Food safety company Neogen Corporation has entered into a partnership with food industry blockchain pioneer Ripe Technology (ripe.io) to adapt innovative blockchain technology for use with Neogen’s food safety diagnostics and animal genomics. This development comes as agri-tech solutions are bending the curve of productivity and traceability in the agriculture sector, signalling prominent shifts for food businesses.
Blockchain is a form of digital technology that “chains” together “blocks” of information in such a way that it creates a permanent, unalterable record. In the food and livestock industries, blockchain could be used to create the history of products and animals as they go through their entire production cycles.
“Blockchain has tremendous potential throughout these industries, both to verify the authenticity of premium products, such as cage-free eggs, and enhance the traceability of issues that require correction, such as those that lead to product recalls,” says John Adent, Neogen’s CEO.
Adent further emphasizes that blockchain technology has “plenty to offer in the context of both food safety diagnostics and animal genomics,” as the technology permanently connects a tremendous amount of potentially critical data, including results from Neogen’s tests, to a food product or animal.
“There are countless potential benefits to adopting the technology. For example, the genomic profile of a dairy cow could be connected with the feed the animal eats, its medical history, barn environment, quantity and quality of the milk it produces, and so on. Blockchain can serve to optimize the entire supply chains of many of the markets that Neogen serves,” he explains.
“ripe.io is the perfect partner for us as we work to adapt the technology to our industry,” Adent continues. “They have real-life experience with working with food producers, food distributors, restaurants and food retailers – all key market segments for us.”
“We are extremely excited that Neogen selected us as their blockchain and ledger technology partner,” says Raja Ramachandran, ripe.io’s CEO. “Neogen's diagnostics and DNA expertise can add the highest degree of transparency and factual correctness for critical issues around authenticity and accuracy on food recalls. We believe this will change the game in food transparency for improved quality assessment from the beginning of the supply chain all the way to consumers.”
The blockchain technology will be initially separate from Neogen’s recently announced Neogen Analytics platform; however, when fully integrated, the company believes the two technologies can form the basis for advanced data-driven decisions for its customers. Neogen Analytics is an platform that will enable Neogen customers to automate food safety workflows, and continuously monitor and analyze food risk data generated by the company’s food safety diagnostic products.
By automating and connecting multiple data points through diagnostic testing in a production facility, the food safety data analytics platform enables food producers and processors to harness their data to create a holistic picture around areas of risk that can guide operational decisions.
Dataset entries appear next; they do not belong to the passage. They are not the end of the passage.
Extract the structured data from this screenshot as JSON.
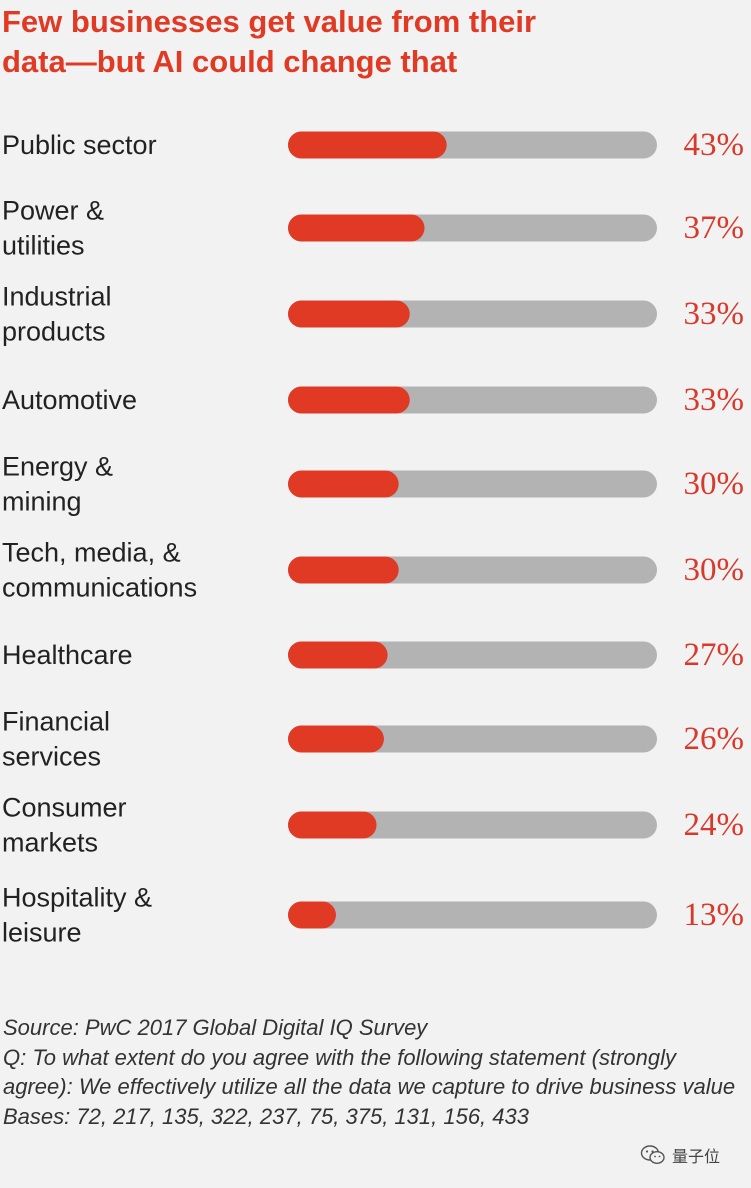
{
  "chart_data": {
    "type": "bar",
    "orientation": "horizontal",
    "title": "Few businesses get value from their\ndata—but AI could change that",
    "categories": [
      [
        "Public sector"
      ],
      [
        "Power &",
        "utilities"
      ],
      [
        "Industrial",
        "products"
      ],
      [
        "Automotive"
      ],
      [
        "Energy &",
        "mining"
      ],
      [
        "Tech, media, &",
        "communications"
      ],
      [
        "Healthcare"
      ],
      [
        "Financial",
        "services"
      ],
      [
        "Consumer",
        "markets"
      ],
      [
        "Hospitality &",
        "leisure"
      ]
    ],
    "values": [
      43,
      37,
      33,
      33,
      30,
      30,
      27,
      26,
      24,
      13
    ],
    "value_labels": [
      "43%",
      "37%",
      "33%",
      "33%",
      "30%",
      "30%",
      "27%",
      "26%",
      "24%",
      "13%"
    ],
    "xlim": [
      0,
      100
    ],
    "grid": false,
    "colors": {
      "bar_fill": "#e03a25",
      "bar_track": "#b3b3b3",
      "value_text": "#d8392b",
      "title_text": "#e03a25"
    }
  },
  "notes": {
    "source": "Source: PwC 2017 Global Digital IQ Survey",
    "question": "Q: To what extent do you agree with the following statement (strongly agree): We effectively utilize all the data we capture to drive business value",
    "bases": "Bases: 72, 217, 135, 322, 237, 75, 375, 131, 156, 433"
  },
  "watermark": {
    "icon": "wechat-icon",
    "text": "量子位"
  }
}
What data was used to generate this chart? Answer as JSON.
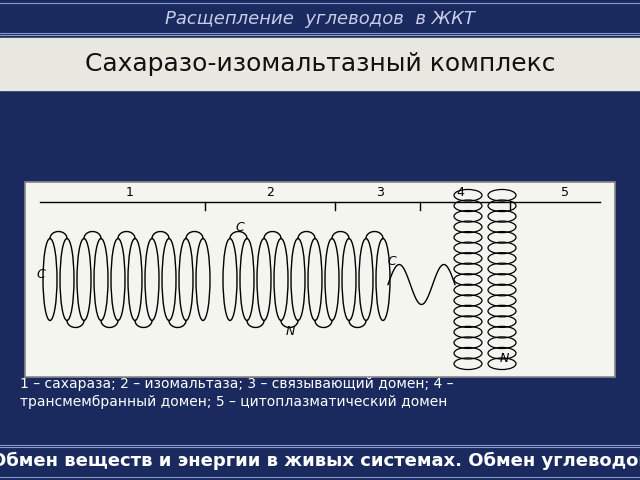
{
  "header_text": "Расщепление  углеводов  в ЖКТ",
  "header_bg": "#1a2a5e",
  "header_text_color": "#c8cce8",
  "title_text": "Сахаразо-изомальтазный комплекс",
  "body_bg": "#1a2a5e",
  "image_placeholder_bg": "#f5f5f0",
  "image_placeholder_border": "#888888",
  "caption_line1": "1 – сахараза; 2 – изомальтаза; 3 – связывающий домен; 4 –",
  "caption_line2": "трансмембранный домен; 5 – цитоплазматический домен",
  "footer_text": "Обмен веществ и энергии в живых системах. Обмен углеводов",
  "footer_bg": "#1a2a5e",
  "footer_text_color": "#ffffff",
  "footer_fontsize": 13,
  "separator_color": "#8899cc",
  "title_strip_bg": "#e8e8e0",
  "title_fontsize": 18,
  "fig_width": 6.4,
  "fig_height": 4.8,
  "dpi": 100
}
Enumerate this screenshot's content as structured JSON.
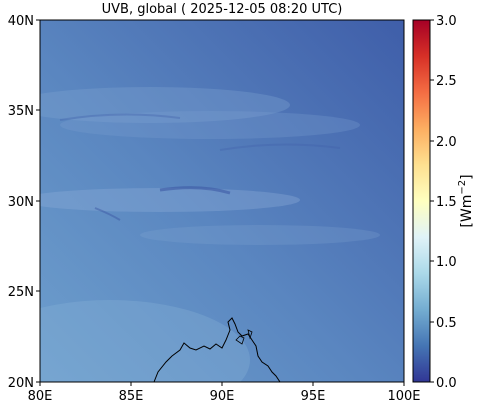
{
  "map": {
    "title": "UVB, global ( 2025-12-05 08:20 UTC)",
    "x_ticks": [
      "80E",
      "85E",
      "90E",
      "95E",
      "100E"
    ],
    "y_ticks": [
      "40N",
      "35N",
      "30N",
      "25N",
      "20N"
    ],
    "extent": {
      "lon": [
        80,
        100
      ],
      "lat": [
        20,
        40
      ]
    }
  },
  "colorbar": {
    "label": "[Wm",
    "label_exp": "−2",
    "label_close": "]",
    "ticks": [
      "3.0",
      "2.5",
      "2.0",
      "1.5",
      "1.0",
      "0.5",
      "0.0"
    ],
    "range": [
      0.0,
      3.0
    ],
    "colormap": "RdYlBu_r",
    "colors": [
      "#313695",
      "#4575b4",
      "#74add1",
      "#abd9e9",
      "#e0f3f8",
      "#ffffbf",
      "#fee090",
      "#fdae61",
      "#f46d43",
      "#d73027",
      "#a50026"
    ]
  }
}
Earlier this month, Neogen released Igenity + Envigor – a genetic test that measures heterosis in crossbred cattle – in what it described as “a first for the beef industry.” In cattle breeding, heterosis is the term given to the tendency of a crossbred calf to show traits superior to those of its parents.
Boom in blockchain
Blockchain technology brings together all supply chain parties, simplifying the exchange and tracking of information and payments, as well as enabling greater trust. It creates a permanent digitized chain of transactions that cannot be altered. Each network participant has an exact copy of the data and additions to the blockchain are shared throughout the network based on each participant’s level of permission.
Last October, French dairy cooperative Ingredia, in partnership with food transparency blockchain specialist Connecting Food, unveiled what are marketed as “the first dairy ingredients to be certified, traced and audited in real time.”
In September, Australia-based OpenSC raised US$4 million in seed funding, advancing its blockchain-powered platform aimed at promoting transparency in food products known to have significant environmental or social injustice risks within their supply chains.
Similarly, Walmart has employed blockchain to track lettuce and spinach across its supply chain. The move was aimed at seriously ramping up food safety following last year’s US outbreaks of E. coli in Romaine lettuce and salmonella in a number of products, from eggs to breakfast cereal.
Although increasingly in pegged as an effective approach to bending the curve on the loss of biodiversity and other sourcing malpractices, blockchain is not without its limitations. The most notable challenge facing blockchain in its adoption in food across the chain is arguably its novelty, as highlighted by Raja Ramachandran, Co-Founder of ripe.io.